Cependant, le juge doit toujours rechercher la capacité réelle de contribution du débiteur eu égard à ses charges particulières.
Les charges de Madame [T] peuvent être évaluées comme suit, tenu compte des barèmes de la Banque de France actualisés pour l’année 2026 :
— logement : 405,65 euros y inclus la provision de chauffage ;
— forfait de base (alimentation, transport, habillement, dépenses diverses, mutuelle) : 652 euros ;
— forfait habitation (eau, énergie hors chauffage, téléphone, internet, assurance habitation) : 145 euros.
Les charges mensuelles de Madame [T] évaluées au jour du jugement sont ainsi de 1 202,65 euros.

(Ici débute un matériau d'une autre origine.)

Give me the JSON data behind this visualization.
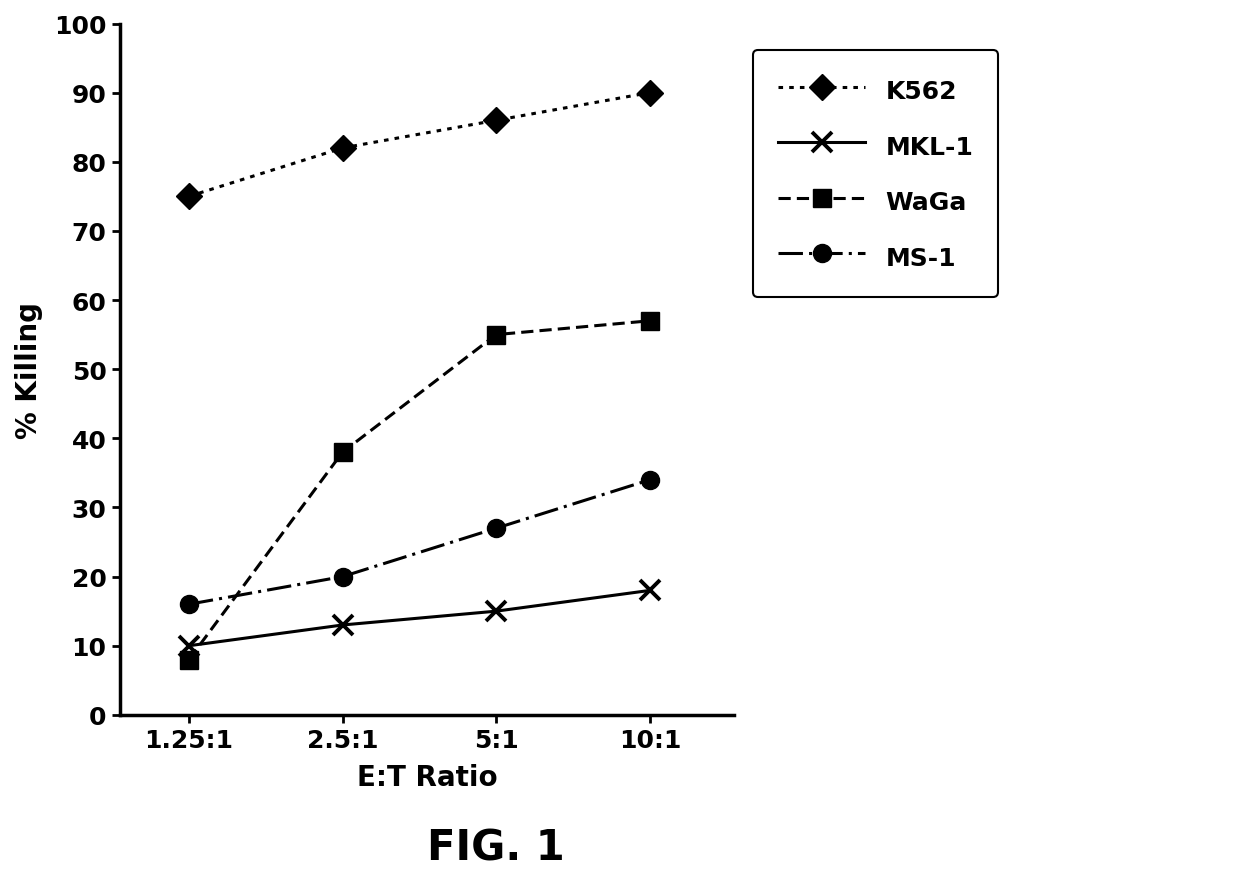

Il convient donc de retenir, au vu du minimum légal de 1 271,53 euros devant être laissé à sa disposition, qu’elle a une capacité de remboursement mensuelle de 237,43 euros.
Ainsi, du fait de la renonciation par le SIP LE HAVRE à recouvrer sa créance, la capacité de remboursement de Madame [T] lui permet d’apurer son passif subsistant à hauteur de 855,21 euros au regard notamment d’une mensualité de 79,90 euros pour le remboursement du crédit souscrit auprès de COFIDIS.

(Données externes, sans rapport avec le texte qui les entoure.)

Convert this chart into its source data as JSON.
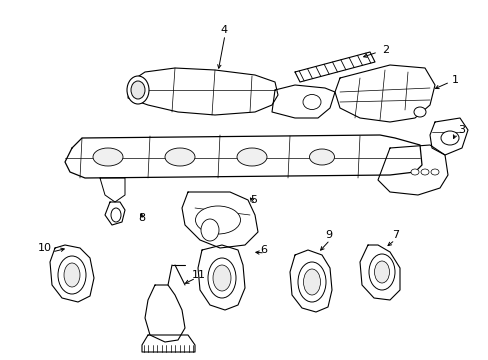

Madame [T] n’est donc plus dans l’impossibilité manifeste de faire face à l’ensemble de ses dettes, professionnelles et non professionnelles, exigibles et à échoir. Elle sera donc déclarée irrecevable à bénéficier de la procédure du surendettement des particuliers.
Par application de l’article 696 du code de procédure civile, Madame [T] doit être condamnée aux entiers dépens.

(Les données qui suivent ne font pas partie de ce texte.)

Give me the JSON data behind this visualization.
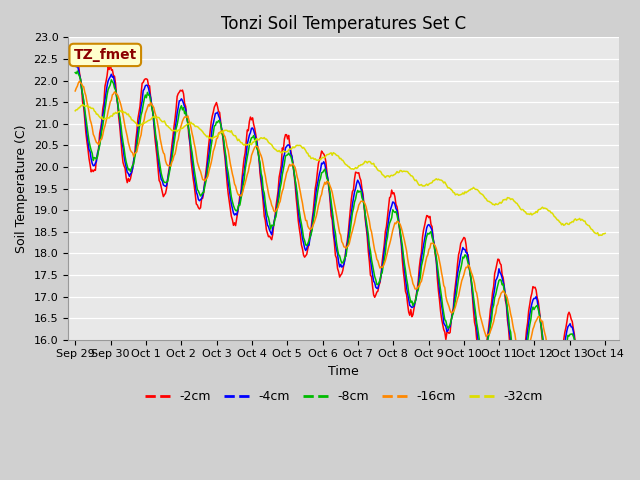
{
  "title": "Tonzi Soil Temperatures Set C",
  "xlabel": "Time",
  "ylabel": "Soil Temperature (C)",
  "ylim": [
    16.0,
    23.0
  ],
  "yticks": [
    16.0,
    16.5,
    17.0,
    17.5,
    18.0,
    18.5,
    19.0,
    19.5,
    20.0,
    20.5,
    21.0,
    21.5,
    22.0,
    22.5,
    23.0
  ],
  "series_colors": [
    "#ff0000",
    "#0000ff",
    "#00bb00",
    "#ff8800",
    "#dddd00"
  ],
  "series_labels": [
    "-2cm",
    "-4cm",
    "-8cm",
    "-16cm",
    "-32cm"
  ],
  "n_points": 500,
  "annotation_text": "TZ_fmet",
  "annotation_bg": "#ffffcc",
  "annotation_border": "#cc8800",
  "title_fontsize": 12,
  "axis_label_fontsize": 9,
  "tick_fontsize": 8,
  "legend_fontsize": 9,
  "linewidth": 1.1,
  "xtick_labels": [
    "Sep 29",
    "Sep 30",
    "Oct 1",
    "Oct 2",
    "Oct 3",
    "Oct 4",
    "Oct 5",
    "Oct 6",
    "Oct 7",
    "Oct 8",
    "Oct 9",
    "Oct 10",
    "Oct 11",
    "Oct 12",
    "Oct 13",
    "Oct 14"
  ],
  "xtick_positions": [
    0,
    1,
    2,
    3,
    4,
    5,
    6,
    7,
    8,
    9,
    10,
    11,
    12,
    13,
    14,
    15
  ],
  "fig_bg": "#d0d0d0",
  "ax_bg": "#e8e8e8",
  "grid_color": "#ffffff"
}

L’article R. 713-10 du code de la consommation énonce que les décisions du juge des contentieux de la protection statuant en matière de traitement des situations de surendettement des particuliers, sont immédiatement exécutoires. Il sera donc rappelé au dispositif que la présente décision est revêtue de l’exécution provisoire.
PAR CES MOTIFS
Le juge des contentieux de la protection, statuant publiquement en matière de surendettement des particuliers, par jugement mis à disposition des parties au greffe, réputé contradictoire et rendu en premier ressort,
DÉCLARE recevable en la forme le recours formé par Madame [N] [T] à l=encontre de la décision de la commission de surendettement du 28 octobre 2025 ;
CONSTATE que le SIP LE HAVRE renonce à sa créance d’un montant de 14 245 euros référencée « IR 2020 » ;
DIT que Madame [N] [T] n’est dès lors plus en situation de surendettement ;
DÉCLARE en conséquence Madame [N] [T] irrecevable en sa demande tendant à pouvoir bénéficier de la procédure de traitement du surendettement des particuliers ;
CONDAMNE Madame [N] [T] aux dépens ;
RAPPELLE que le présent jugement est de plein droit exécutoire par provision ;
DIT que le présent jugement sera notifié à la débitrice et aux créanciers par lettre recommandée avec accusé de réception et communiqué à la commission de surendettement des particuliers de la Seine-Maritime par lettre simple.